The question for the patriot is not, Chesterton says, a matter of “criticism or approval,” but rather of a “primary loyalty.” This loyalty sometimes calls forth approval, to be sure; but it just as well may at other times demand criticism. Both are born of the same spirit: love. The love of one’s native place. And love, philosophy and the holy doctors teach us, consists in willing the good of the other. “Men did not love Rome because she was great,” Chesterton observes. “She was great because they had loved her.” So any place, any nation. The patriot isn’t the person avowing foolishly that such and such a place is beautiful in spite of all the rubbish that may be lying about. Nor is he the one merely complaining about the rubbish and castigating the place for being ugly. The patriot is the one picking up the rubbish – perhaps all the while lamenting that the place has indeed in ways become ugly – but only because he loves it.

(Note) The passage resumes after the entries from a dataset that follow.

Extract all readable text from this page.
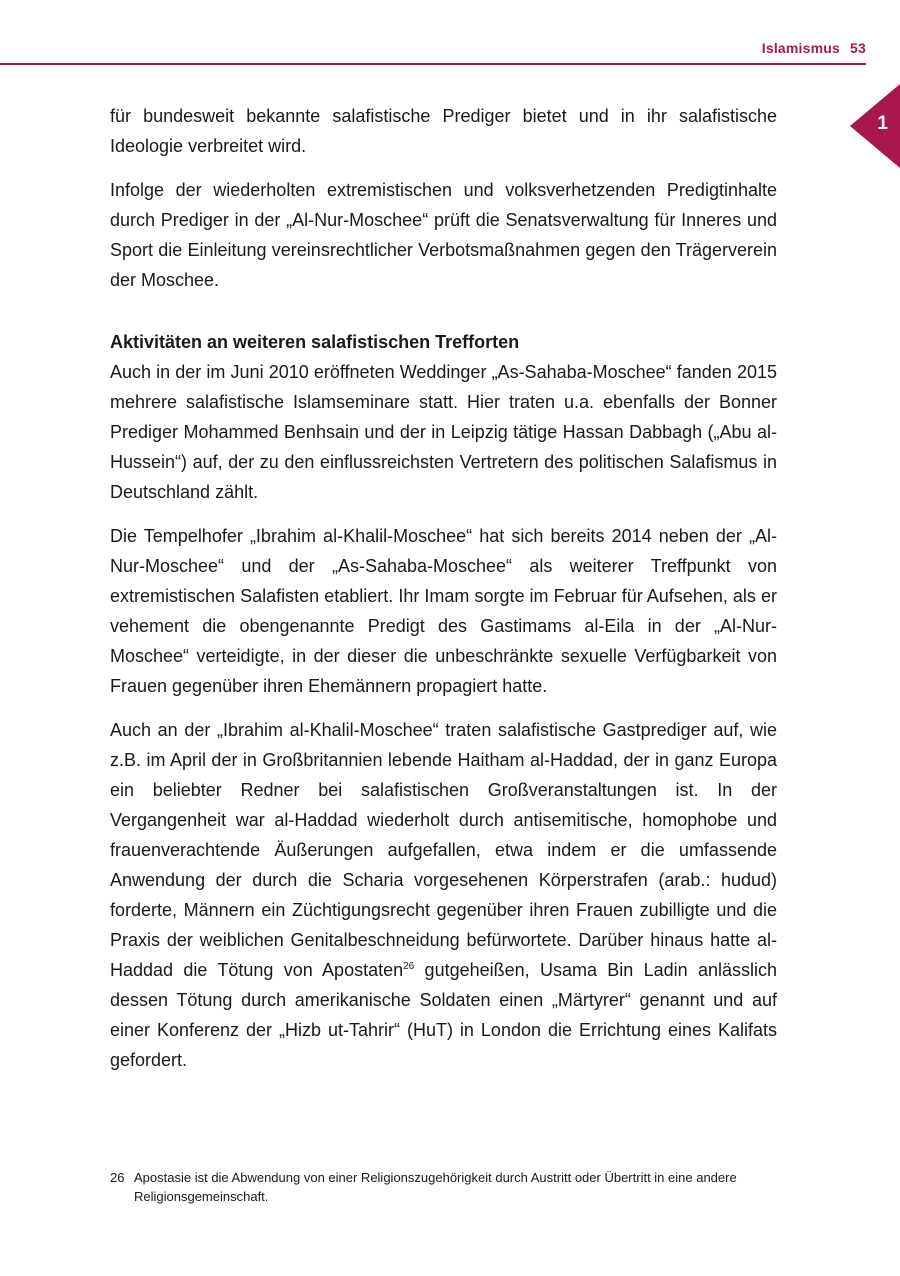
Islamismus 53
1

für bundesweit bekannte salafistische Prediger bietet und in ihr salafistische Ideologie verbreitet wird.

Infolge der wiederholten extremistischen und volksverhetzenden Predigtinhalte durch Prediger in der „Al-Nur-Moschee“ prüft die Senatsverwaltung für Inneres und Sport die Einleitung vereinsrechtlicher Verbotsmaßnahmen gegen den Trägerverein der Moschee.

Aktivitäten an weiteren salafistischen Trefforten

Auch in der im Juni 2010 eröffneten Weddinger „As-Sahaba-Moschee“ fanden 2015 mehrere salafistische Islamseminare statt. Hier traten u.a. ebenfalls der Bonner Prediger Mohammed Benhsain und der in Leipzig tätige Hassan Dabbagh („Abu al-Hussein“) auf, der zu den einflussreichsten Vertretern des politischen Salafismus in Deutschland zählt.

Die Tempelhofer „Ibrahim al-Khalil-Moschee“ hat sich bereits 2014 neben der „Al-Nur-Moschee“ und der „As-Sahaba-Moschee“ als weiterer Treffpunkt von extremistischen Salafisten etabliert. Ihr Imam sorgte im Februar für Aufsehen, als er vehement die obengenannte Predigt des Gastimams al-Eila in der „Al-Nur-Moschee“ verteidigte, in der dieser die unbeschränkte sexuelle Verfügbarkeit von Frauen gegenüber ihren Ehemännern propagiert hatte.

Auch an der „Ibrahim al-Khalil-Moschee“ traten salafistische Gastprediger auf, wie z.B. im April der in Großbritannien lebende Haitham al-Haddad, der in ganz Europa ein beliebter Redner bei salafistischen Großveranstaltungen ist. In der Vergangenheit war al-Haddad wiederholt durch antisemitische, homophobe und frauenverachtende Äußerungen aufgefallen, etwa indem er die umfassende Anwendung der durch die Scharia vorgesehenen Körperstrafen (arab.: hudud) forderte, Männern ein Züchtigungsrecht gegenüber ihren Frauen zubilligte und die Praxis der weiblichen Genitalbeschneidung befürwortete. Darüber hinaus hatte al-Haddad die Tötung von Apostaten$^{26}$ gutgeheißen, Usama Bin Ladin anlässlich dessen Tötung durch amerikanische Soldaten einen „Märtyrer“ genannt und auf einer Konferenz der „Hizb ut-Tahrir“ (HuT) in London die Errichtung eines Kalifats gefordert.

26 Apostasie ist die Abwendung von einer Religionszugehörigkeit durch Austritt oder Übertritt in eine andere Religionsgemeinschaft.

It is lamentable that some of our semiquincentennials have passed either without notice or else eclipsed by the shadow of bickering to score political points. In the first place, it has robbed us of the fun of getting to try to say “semiquincentennial” more often. More seriously, though, it has robbed us of so many opportunities to reflect on what constitutes a proper patriotism: what it demands with respect not only to the present, but to the past and future as well.

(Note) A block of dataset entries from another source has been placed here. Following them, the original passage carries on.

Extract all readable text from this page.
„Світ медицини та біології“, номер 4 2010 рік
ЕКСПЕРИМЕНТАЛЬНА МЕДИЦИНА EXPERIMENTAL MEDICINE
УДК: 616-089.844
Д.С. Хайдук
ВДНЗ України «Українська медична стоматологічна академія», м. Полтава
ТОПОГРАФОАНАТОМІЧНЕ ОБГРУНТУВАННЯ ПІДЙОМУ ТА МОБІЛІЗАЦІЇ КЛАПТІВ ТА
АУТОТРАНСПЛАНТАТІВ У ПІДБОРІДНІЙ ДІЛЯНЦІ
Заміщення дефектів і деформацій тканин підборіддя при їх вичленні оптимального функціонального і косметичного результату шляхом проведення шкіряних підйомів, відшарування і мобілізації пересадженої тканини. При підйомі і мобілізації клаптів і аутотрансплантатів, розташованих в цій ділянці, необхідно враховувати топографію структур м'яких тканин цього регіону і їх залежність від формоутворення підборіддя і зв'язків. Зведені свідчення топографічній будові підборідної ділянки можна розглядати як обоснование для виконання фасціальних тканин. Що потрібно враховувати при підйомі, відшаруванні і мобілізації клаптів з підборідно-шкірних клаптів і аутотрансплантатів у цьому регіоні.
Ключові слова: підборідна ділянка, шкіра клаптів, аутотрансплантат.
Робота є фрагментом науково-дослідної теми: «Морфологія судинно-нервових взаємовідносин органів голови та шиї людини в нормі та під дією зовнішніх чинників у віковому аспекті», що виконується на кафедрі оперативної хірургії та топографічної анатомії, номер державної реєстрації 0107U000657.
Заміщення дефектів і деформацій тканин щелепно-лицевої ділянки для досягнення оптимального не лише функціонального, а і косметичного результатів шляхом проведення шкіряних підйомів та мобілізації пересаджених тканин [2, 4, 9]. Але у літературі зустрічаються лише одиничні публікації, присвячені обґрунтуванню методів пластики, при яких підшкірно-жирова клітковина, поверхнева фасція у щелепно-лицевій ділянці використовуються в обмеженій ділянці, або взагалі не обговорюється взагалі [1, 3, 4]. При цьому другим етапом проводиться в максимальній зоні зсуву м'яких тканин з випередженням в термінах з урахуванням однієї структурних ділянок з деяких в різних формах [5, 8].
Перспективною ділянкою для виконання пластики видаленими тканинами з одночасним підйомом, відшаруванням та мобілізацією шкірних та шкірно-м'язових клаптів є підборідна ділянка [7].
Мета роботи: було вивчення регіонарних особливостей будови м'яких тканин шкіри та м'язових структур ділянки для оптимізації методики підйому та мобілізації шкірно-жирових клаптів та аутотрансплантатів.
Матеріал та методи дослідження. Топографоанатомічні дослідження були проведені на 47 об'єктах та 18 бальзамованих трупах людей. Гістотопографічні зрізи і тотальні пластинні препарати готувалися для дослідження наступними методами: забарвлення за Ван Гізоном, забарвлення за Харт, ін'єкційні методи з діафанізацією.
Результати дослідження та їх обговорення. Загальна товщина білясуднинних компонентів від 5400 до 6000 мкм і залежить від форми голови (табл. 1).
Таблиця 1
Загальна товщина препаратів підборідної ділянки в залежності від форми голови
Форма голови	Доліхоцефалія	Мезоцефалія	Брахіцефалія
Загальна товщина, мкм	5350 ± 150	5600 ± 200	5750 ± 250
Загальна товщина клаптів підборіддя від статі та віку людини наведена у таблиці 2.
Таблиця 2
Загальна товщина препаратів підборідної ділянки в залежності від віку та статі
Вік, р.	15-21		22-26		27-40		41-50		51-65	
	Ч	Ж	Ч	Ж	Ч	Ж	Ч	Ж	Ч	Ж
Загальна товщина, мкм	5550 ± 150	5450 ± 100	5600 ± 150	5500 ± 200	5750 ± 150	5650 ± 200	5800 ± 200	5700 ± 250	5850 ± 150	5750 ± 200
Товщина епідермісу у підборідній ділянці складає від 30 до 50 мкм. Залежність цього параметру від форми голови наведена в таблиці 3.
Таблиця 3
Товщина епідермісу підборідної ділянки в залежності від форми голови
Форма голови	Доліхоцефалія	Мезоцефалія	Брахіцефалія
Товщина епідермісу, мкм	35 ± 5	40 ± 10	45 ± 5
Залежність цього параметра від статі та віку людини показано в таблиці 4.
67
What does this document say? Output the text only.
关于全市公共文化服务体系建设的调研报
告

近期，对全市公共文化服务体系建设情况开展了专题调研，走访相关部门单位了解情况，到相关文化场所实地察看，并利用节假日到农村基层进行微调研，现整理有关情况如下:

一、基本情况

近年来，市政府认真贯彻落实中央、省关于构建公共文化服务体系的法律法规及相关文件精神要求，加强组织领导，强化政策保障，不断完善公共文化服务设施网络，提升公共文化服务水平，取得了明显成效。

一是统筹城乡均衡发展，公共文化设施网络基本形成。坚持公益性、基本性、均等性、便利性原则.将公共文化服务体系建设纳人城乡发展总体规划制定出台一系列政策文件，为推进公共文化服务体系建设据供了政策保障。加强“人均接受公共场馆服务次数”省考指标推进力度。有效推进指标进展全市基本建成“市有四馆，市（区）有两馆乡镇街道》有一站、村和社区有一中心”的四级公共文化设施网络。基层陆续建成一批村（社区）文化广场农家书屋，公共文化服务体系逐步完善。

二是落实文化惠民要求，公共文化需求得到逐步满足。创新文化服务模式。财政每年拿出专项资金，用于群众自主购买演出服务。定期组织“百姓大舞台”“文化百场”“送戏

I remarked on the difficulty of defining the moment of conception of a nation. Maybe it really is no easier to define the date of birth, in spite of what the calendar may tell us. Perhaps this is because both really are not discrete moments at all, but processes: ongoing processes which constitute the real work of the true patriot. This may have been part of the gist in Lincoln’s great address at the battlefield of Gettysburg, where he remarked on the nation’s conception and asked whether a nation so conceived could long endure. That nation was still being conceived in the hearts of her citizens at that time, amidst a bloody war. She was still being born, and the battle lately fought there was the most anguished of labor pains. These processes, those pains, continue in the present; and their outcomes will determine the shape of the nation yet-to-be-born in the future. The patriot, critic and admirer both, yet never merely one nor the other, takes for his sacred duty to see to it that a more stable peace and a more just polity be born alongside future generations of citizens. It will be born of his primary loyalty, of his own sweat and tears and possibly even blood, offered not because the nation is or has been perfect, but offered out of love for a thing that may yet become more perfect. Inasmuch as they remind us of this solemn fact, I don’t think we really can get enough of semiquincentennials.